Le déroulement de la fête

Les rites d'Halloween tirent leurs origines des anciens rites celtes de Samain. La fête ouvre une porte sur le monde des morts. La frayeur que peut inspirer la mort et ses démons est conjurée par l'amusement! Les enfants rivalisent d'ingéniosité pour se déguiser en sorciers, squelette, vampire ou zombie pour extorquer, à la nuit tombée, quelques friandises aux habitants censés être terrorisés par ces hordes de l'autre monde. Les citrouilles, navets ou betteraves évidées rappellent tout à la fois le braséro du feu sacré et la légende de Jack-O-Lantern qui pour avoir pactisé et berné le diable se vit refuser l'entrée au paradis comme à l'enfer. Condamné à errer entre ces deux mondes, Jack n'obtint qu'une lanterne pour éclairer son chemin.

Tandis que les enfants déguisés s'en vont sonner de porte en porte pour réclamer des friandises au cri de « Trick or Treat » (farce ou friandise) dans le monde anglo-saxon et de « des bonbons ou un sort » en France ou en Belgique, les mamans s'activent en cuisine. La tradition veut en effet que cette nuit particulière s'accompagne d'un gâteau aux fruits légers appelé Barmbrack, d'une soupe ou d'une tarte avec la chair des potirons évidés et éventuellement de colcannon (un plat de pomme de terre et de choux). Dans ce dernier cas, une expérience culinaire assez particulière!

Les papas se concentrent, eux, sur la décoration de la maison et du jardin. Les lanternes démoniaques, les toiles d'araignées, les têtes de morts, les chauves-souris, les sorcières à balais, chats noirs et autres créatures infernales envahissent en effet les habitations, cafés et restaurants. Aux Etats-Unis, où la fête est célébrée par quasiment toute la population, la visibilité de cette dernière est particulièrement importante. Les voisins rivalisent d'inventivité et de talent pour faire de leur maison la plus inquiétante du quartier!

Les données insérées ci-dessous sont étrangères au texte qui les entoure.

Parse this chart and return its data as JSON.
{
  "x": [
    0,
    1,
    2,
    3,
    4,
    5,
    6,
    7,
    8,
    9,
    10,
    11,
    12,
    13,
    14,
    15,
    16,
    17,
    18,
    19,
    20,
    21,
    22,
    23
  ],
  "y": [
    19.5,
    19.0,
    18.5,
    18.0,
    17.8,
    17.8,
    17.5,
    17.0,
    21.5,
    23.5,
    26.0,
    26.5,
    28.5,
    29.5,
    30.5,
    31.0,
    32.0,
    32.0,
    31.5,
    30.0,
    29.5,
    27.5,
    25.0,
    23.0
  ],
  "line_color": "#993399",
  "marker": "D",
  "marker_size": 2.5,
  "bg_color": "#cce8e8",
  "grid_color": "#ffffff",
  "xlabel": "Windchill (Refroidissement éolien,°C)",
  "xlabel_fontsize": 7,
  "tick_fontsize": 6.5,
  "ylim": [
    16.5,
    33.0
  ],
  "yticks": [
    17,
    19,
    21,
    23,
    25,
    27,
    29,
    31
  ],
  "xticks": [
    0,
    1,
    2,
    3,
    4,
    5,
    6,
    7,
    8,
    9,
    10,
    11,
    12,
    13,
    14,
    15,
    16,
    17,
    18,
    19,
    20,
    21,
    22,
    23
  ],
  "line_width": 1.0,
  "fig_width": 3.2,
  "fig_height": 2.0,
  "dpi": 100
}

Un renouveau récent en France

Halloween n'est apparue que récemment en France. C'est en effet à la fin des années 1990, que la fête sous sa forme anglo-saxonne, a été réintroduite à l'initiative de quelques grandes marques. Après une célébration en berne dans les années 2000, elle semble reprendre un peu de vitalité. Elle est particulièrement appréciée parmi les enfants qui outre les friandises obtenues tiennent le pavé et imposent leurs exigences aux adultes! Le lundi 31 octobre 2016, les petits français ne manqueront donc pas de revêtir leurs atours les plus menaçants pour envahir les rues à la recherche de quelques bonbons sans nécessairement savoir qu'ils perpétuent une tradition trois fois millénaire.

Fêter Halloween c'est passer une soirée à se faire peur en famille ou entre amis. Cela peut sembler de prime abord assez paradoxale notamment dans les pays de culture latine qui cultivent un Art de vivre basé sur la convivialité et la vénération des bonnes choses de la vie. Néanmoins, depuis la nuit des temps, l'homme conjure ses craintes par la dérision. Halloween participe de cette conjuration. Cette fête très bon enfant permet d'aborder la mort sous l'angle festif avant d'honorer les défunts le lendemain de manière moins irrévérencieuse et beaucoup plus solennelle! Un équilibre intéressant qui peut permettre aux plus jeunes de comprendre en douceur le cheminement de la vie. Rendez-vous donc au 31 octobre prochain!